Well, in my fiddlin’ workshop, my teacher is a big fan of downbow on the downbeat!
We arrange our slurs to make it happen.
He works through a tune finding all the “right spots” for downbows, then sets up the rest of the slurs to make it work…
Maybe for the same reason you pick D downbeat on guitar and mando…
maybe fiddling is not as different as you think! :-)
quote:
Originally posted by NCnotesWell, in my fiddlin’ workshop, my teacher is a big fan of downbow on the downbeat!
We arrange our slurs to make it happen.
He works through a tune finding all the “right spots” for downbows, then sets up the rest of the slurs to make it work…
Maybe for the same reason you pick D downbeat on guitar and mando…
maybe fiddling is not as different as you think! :-)
That's good as far as it goes. But often there are reasons to bow "upside down" at least for a moment until you get through a part.
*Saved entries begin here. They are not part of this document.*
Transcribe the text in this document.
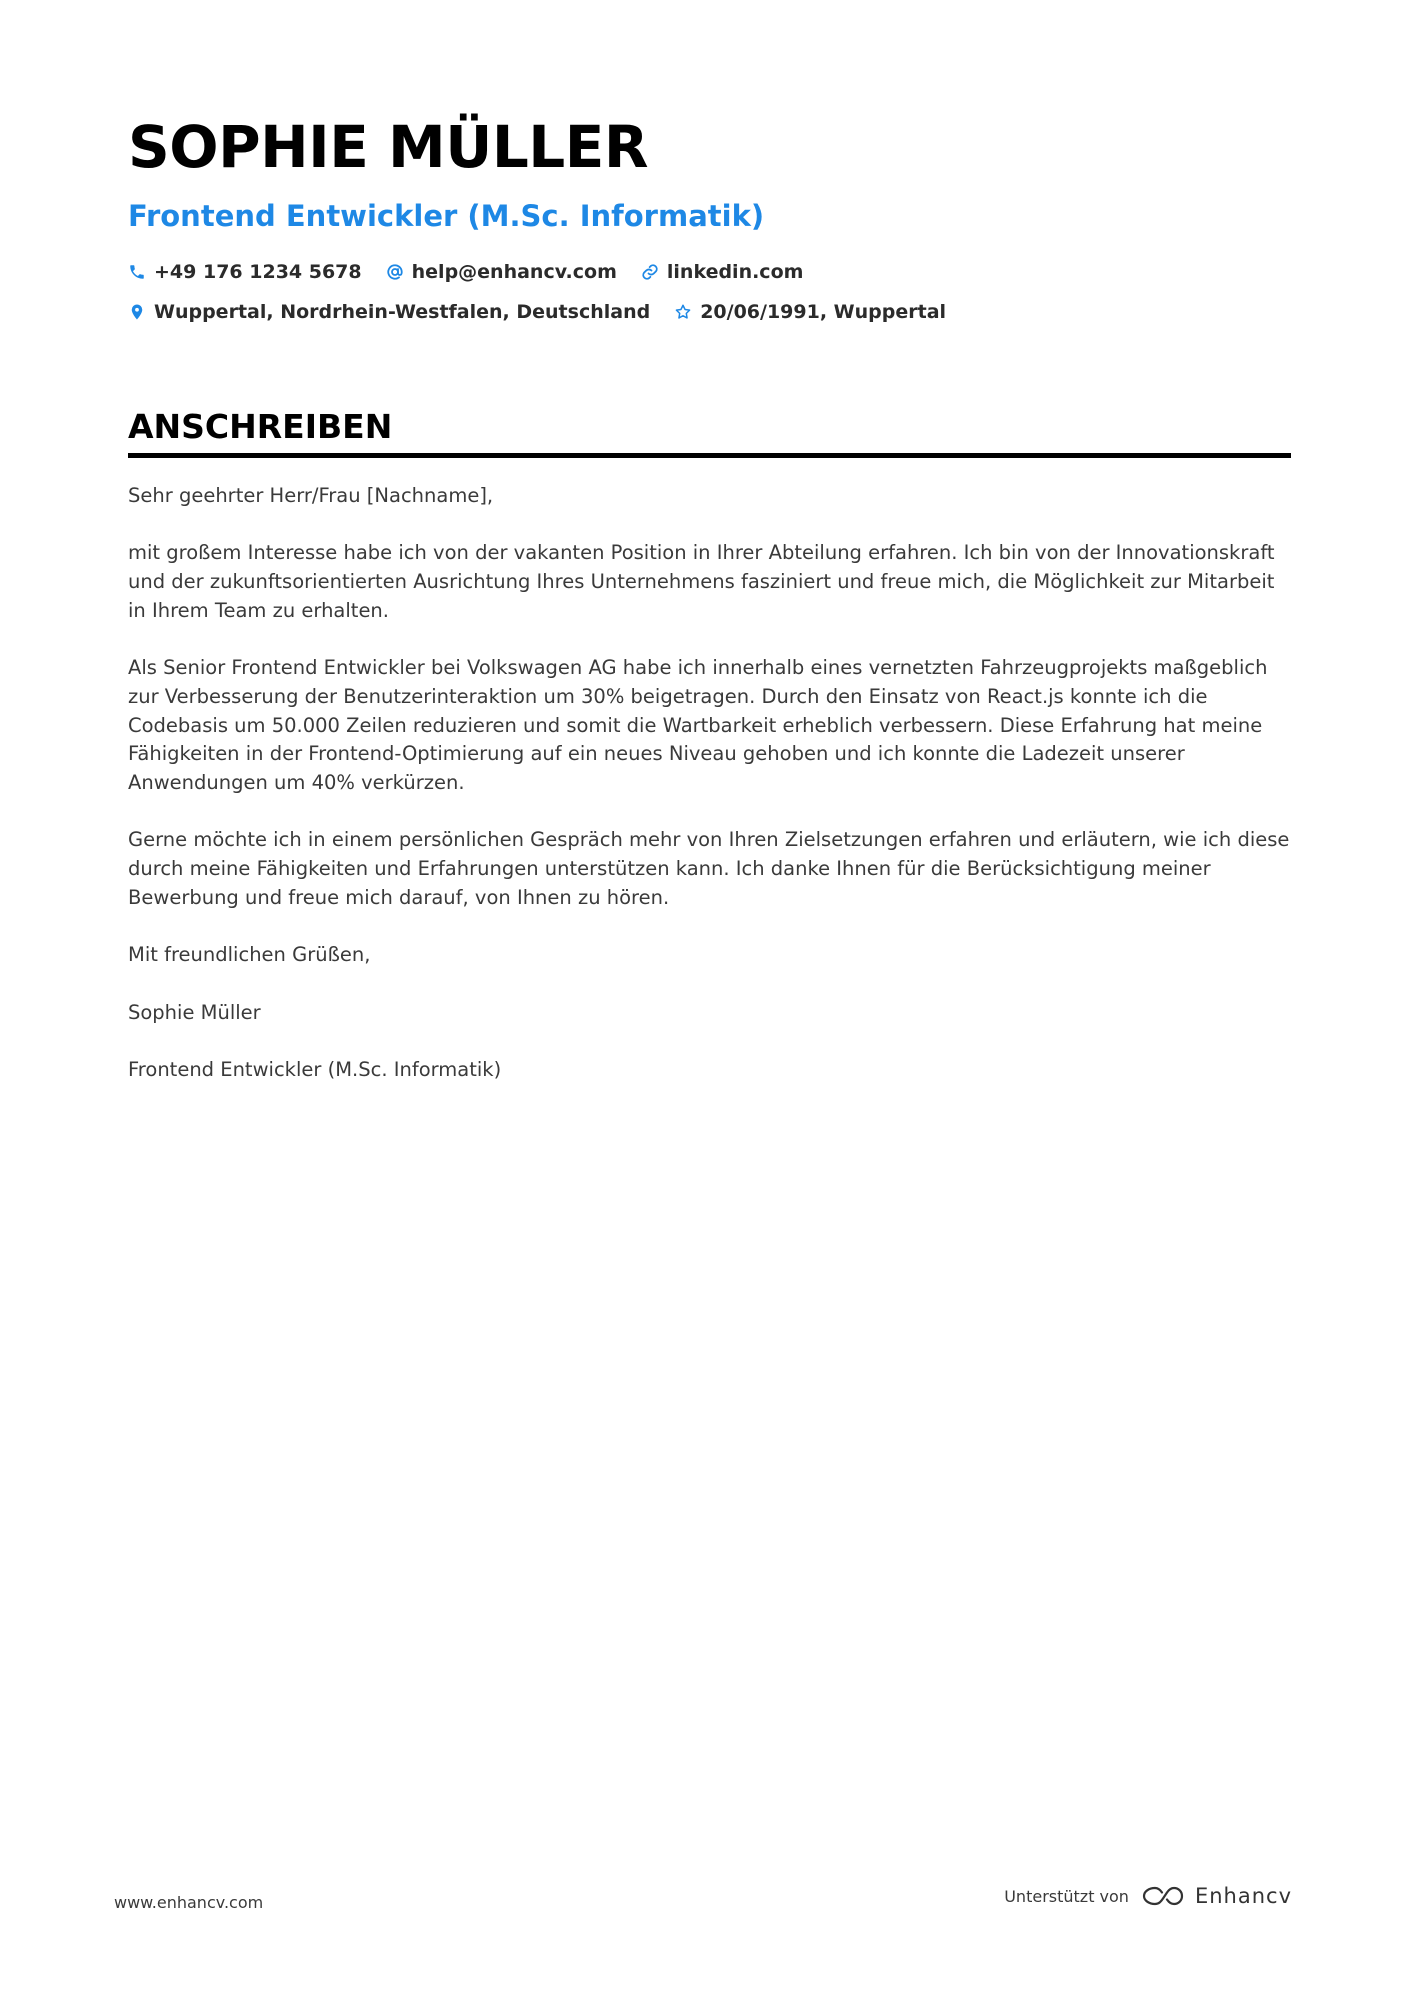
SOPHIE MÜLLER
Frontend Entwickler (M.Sc. Informatik)
+49 176 1234 5678	help@enhancv.com	linkedin.com
Wuppertal, Nordrhein-Westfalen, Deutschland	20/06/1991, Wuppertal
ANSCHREIBEN

Sehr geehrter Herr/Frau [Nachname],

mit großem Interesse habe ich von der vakanten Position in Ihrer Abteilung erfahren. Ich bin von der Innovationskraft und der zukunftsorientierten Ausrichtung Ihres Unternehmens fasziniert und freue mich, die Möglichkeit zur Mitarbeit in Ihrem Team zu erhalten.

Als Senior Frontend Entwickler bei Volkswagen AG habe ich innerhalb eines vernetzten Fahrzeugprojekts maßgeblich zur Verbesserung der Benutzerinteraktion um 30% beigetragen. Durch den Einsatz von React.js konnte ich die Codebasis um 50.000 Zeilen reduzieren und somit die Wartbarkeit erheblich verbessern. Diese Erfahrung hat meine Fähigkeiten in der Frontend-Optimierung auf ein neues Niveau gehoben und ich konnte die Ladezeit unserer Anwendungen um 40% verkürzen.

Gerne möchte ich in einem persönlichen Gespräch mehr von Ihren Zielsetzungen erfahren und erläutern, wie ich diese durch meine Fähigkeiten und Erfahrungen unterstützen kann. Ich danke Ihnen für die Berücksichtigung meiner Bewerbung und freue mich darauf, von Ihnen zu hören.

Mit freundlichen Grüßen,

Sophie Müller

Frontend Entwickler (M.Sc. Informatik)

www.enhancv.com	Unterstützt von	Enhancv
For that reason it's good to practice "bowing yourself out of corners" like that by sometimes actually practicing bowing opposite to your normally reasonable downbow/downbeat system.
I think tapping the foot must be instinctive, not something the think about. It is a reflex action to the music. I don't know about other players, but some days my foot is more active than others. Different types of music and different tunes have an affect on my tapping. Cajun music makes my foot respond the most.
Watch a bunch of vids! Peoples feet rarely match up directly. I try to ignore them. Trust your own internal metronome instead of others gnomes!
Edited by - wrench13 on 04/04/2025 14:48:48
I think it's easier to imagine something that isn't there, when it's present most of the time. This is why I enjoy playing along with some sort of rhythm, 80 or 90% of the time.
I too have seen too many goofy toe taps. Meh. I don't tap my toe.
Jimmy Triplett taps his foot because Melvin Wine tapped his toe.
quote:
Originally posted by TuneWeaverTapping one's foot should be the result of timing, not the cause of it..
Sounds good but i think bowing the fiddle is more important... Tapping your foot is optional.